“It ain’t about the money. It’s equality,” says Connie, a disillusioned union representative, paving the way for equal pay for men and women from a Ford car factory in Dagenham. Based on a true story, the musical Made in Dagenham follows a group of female machinists sewing car seats for Ford in a factory in Dagenham in 1968.
When they are re-classed as unskilled workers, despite having to take various tests to be employed, there is uproar. Striking to be awarded a skilled pay grade again, they soon begin campaigning for equal pay for men and women doing the same jobs, as opposed to the current 87 per cent women were receiving. Their voices mark the beginning of a successful strike as women everywhere stood up for their rights, leading to the Equal Pay Act of 1970.
Juggling the strike and her family, Gemma Arterton’s portrayal of Rita O’Grady is convincingly natural. Rita is one of the machinists, as well as a wife and mother, who is reluctantly persuaded to speak on behalf of the strikers. Meanwhile, her husband, Eddie, feeds the kids chips on toast – “well I know how to make chips and I know how to make toast” – and roughly 5,000 men are laid off because production has been halted.
Best known for her film credits including St. Trinians and Quantum of Solace, Arterton is a commanding and believable presence on stage. Her final speech, into the song ‘Stand Up’ where she urges the men of the TUC to support the strike, is particularly moving, ending the show on a rousing call for equality.

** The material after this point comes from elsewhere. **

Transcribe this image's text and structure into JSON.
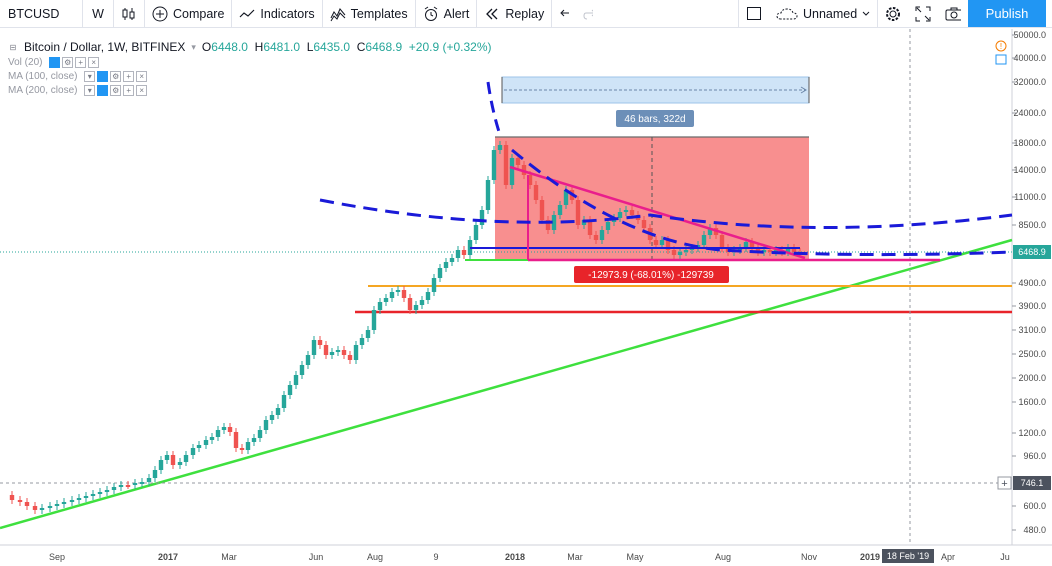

However, her character could have benefited from developing further over the course of the show, better charting the journey of an everyday factory worker finally standing up for her rights. From the beginning she seemed already too confident, too ready, so that when she finally spoke up, it felt less defiant and meaningful than it deserved to. However, this was more the fault of the playwright than Arterton herself.
A colourful collection of characters support Arterton to keep the musical going. A bored, highly-educated housewife played by Naomi Frederick has started buying everything one to the left of her usual shop simply to have something to do, and now has a cupboard of domestos and no coffee.
The politician, Barbara Castle, (Sophie-Louise Dunn) who the Prime Minister, Harold Wilson, is delighted to hear is a woman because “she can do her own typing”, and who dubiously strives for an ideal world in which there is equal pay and “men know where to find a woman’s clitoris”, is likewise memorable. The machinists, a variety of women of all ages, are a strong group, headed up by long-suffering Connie (Isla Blair), and kept in good spirits by the humorous Beryl played by Sophie Stanton.
The set, designed by Bunny Christie (Curious Incident of the Dog in the Night-time and A Streetcar Named Desire), was particularly impressive. The show opens with a two-storey house front complete with vertical bed to give us full view of Rita’s yawning husband. On the floor below Rita is already ushering the children off to school. She is soon joined by a chorus of wives, dealing with the domestics of everyday morning life before heading off to work.
This scene is quickly exchanged for a factory, car seats rotating overhead and the templates of car parts always just in view on the periphery. Politicians deliberate how to deal with the strikes in front of a giant clock, across which we see the occasional flock of birds flying, or the rolling patter of rain. The costumes are equally striking; loud floral patterns that land us effortlessly in the 1960s.
Some of the comedy seems misplaced, trying too hard to keep us laughing unnecessarily. There were too many times when the jokes fell rather flat, starting to undermine the gravity of an issue like equal pay. Mark Hadfield’s portrayal of Harold Wilson was an example of this, making jokes about his Gannex coat that flew over the heads of most audience members, and forming sentences via strings of sexist one-liners.
Security guards with American pompoms and political advisers doing the cancan were farcically ridiculous rather than genuinely funny. Henry Ford, owner of Ford car manufacturing, gun over shoulder criticising British pronunciation, was an unpleasant caricature rather than a serious political threat. These parodies devalued the struggle of the workers, almost making a mockery of their fight and undermining the immensity of their achievements.
Musically, ‘Stand Up’ is a rousing highlight and Rita’s husband, Eddie, (Adrian der Gregorian) sings a beautiful ballad, but there is not one song that stands out as particularly memorable. The score, like much of the rest of the production, was pleasant and unobtrusive, but made little lasting impression. As a whole, the show lacked the drive needed to tackle such a historic event and came off as disappointingly weak.
A whirlwind of pastel florals, equal rights and even a pirouetting Harold Wilson make for an enjoyable evening, and I didn’t begrudge a moment of it. Making politics more widely accessible, this is a commendable show, but the overload of comedy means it lacks power and falls short of its potential.
Made in Dagenham is playing at the Adelphi Theatre, London, until the 28th March 2015.